Pakistan’s remarkable performance also surprised the World Bank, which said structural reforms had helped enhance export competitiveness and improve the financial viability of the power sector. It especially noted Pakistan’s improving domestic demand, record-high remittance inflows, a narrow targeting of lockdowns, and accommodative monetary policy. The WB, in its Global Economic Prospects report 2022, has revised growth projections for the region since June 2021, because of “better prospects in Bangladesh, India and Pakistan.” It projects Pakistan’s economy to grow at 3.4pc in the current fiscal and at 4pc in 2022-23. It forecasts that growth in the South Asian region will accelerate to 7.6pc in 2022, as pandemic-related disruptions fade, before slowing to 6pc in 2023. Global economic growth, however, will slow down to 4.1pc this year from an estimated 5.5pc in 2021, the report adds, warning that “Omicron-related economic disruptions could substantially reduce growth” to as low as 3.4pc. The report points out that real interest rates in Pakistan dropped precipitously during 2020 and remained negative through 2021. It notes that both Bangladesh and Pakistan saw their goods trade deficit widen to record levels on strong domestic demand and rising energy prices. Monetary policy became more accommodative in SAR as real interest rates went further negative on rising inflation expectations, but still low policy rates. The trend only reversed in Pakistan following a rapid policy rate increase. In Pakistan, however, facing fiscal pressures caused real expenditure to contract in 2021, the report added.

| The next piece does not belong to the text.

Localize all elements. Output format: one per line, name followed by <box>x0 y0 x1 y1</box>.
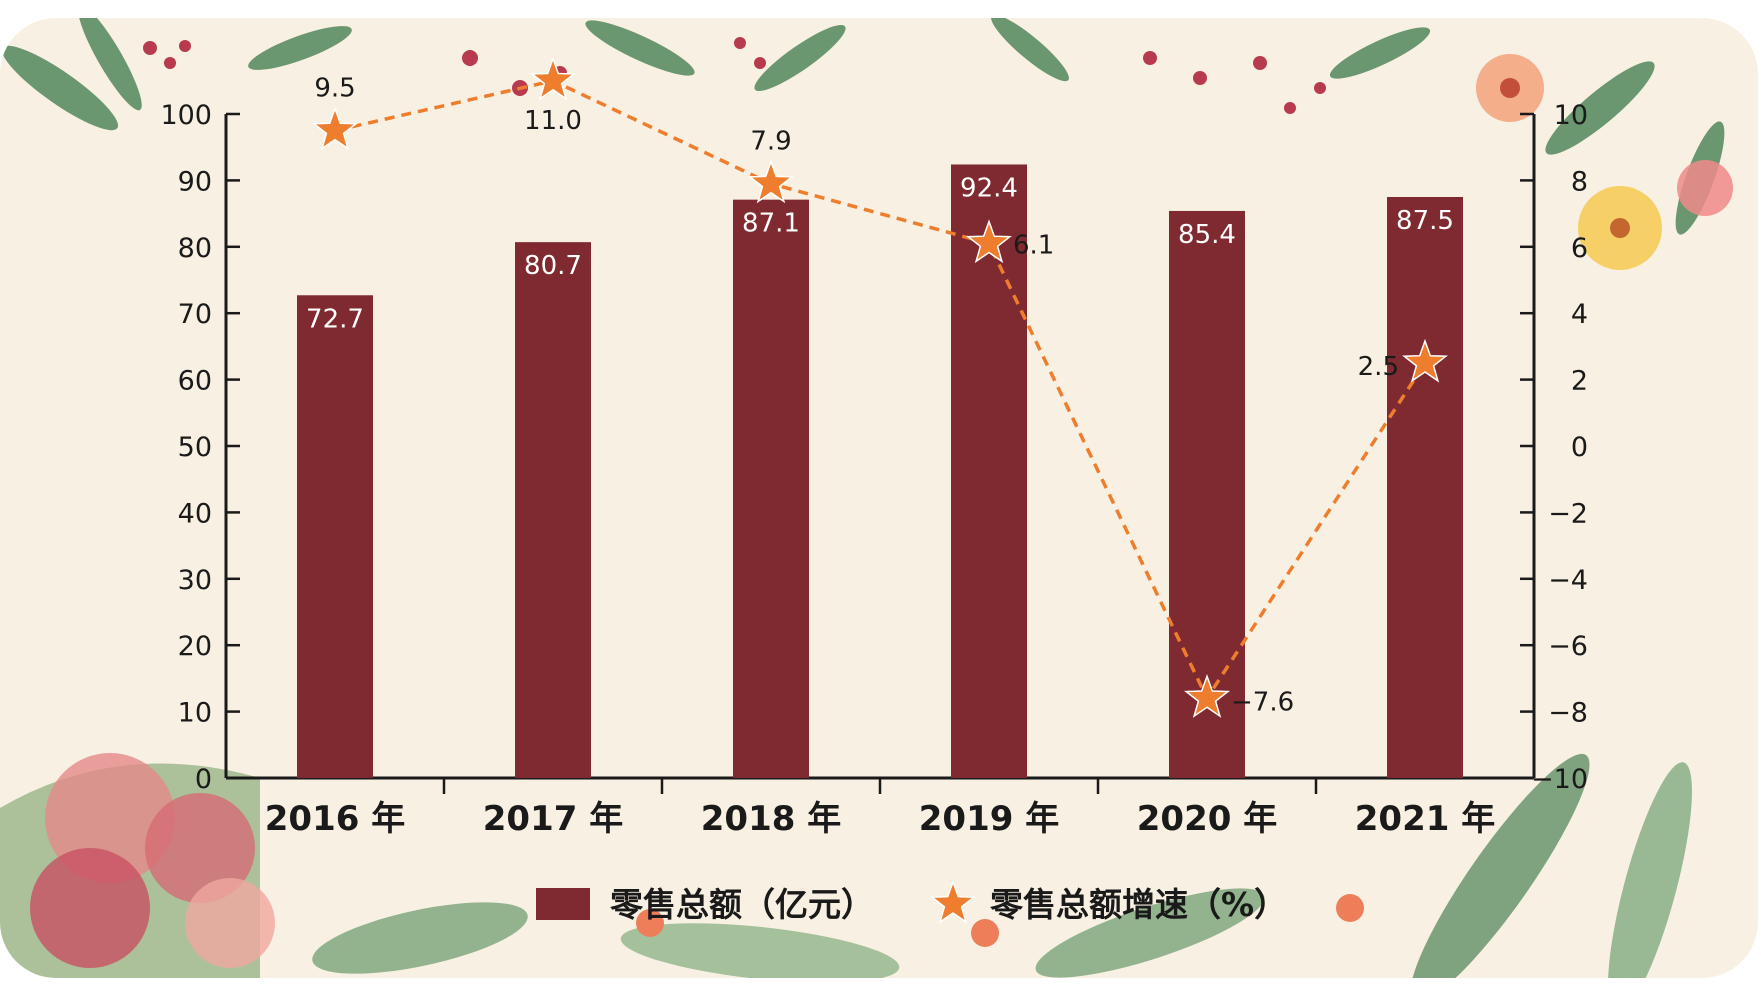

The latest international reports confirm the government claims that Pakistan’s economy is improving. However, people are reeling under high prices and the government has failed to take action against hoarders and profiteers. The Murree tragedy has further exposed bad governance. The government will have to take practical measures to check inflation and improve governance. Business as usual will not work now. It will have to improve its performance if it really aims to contest the next election.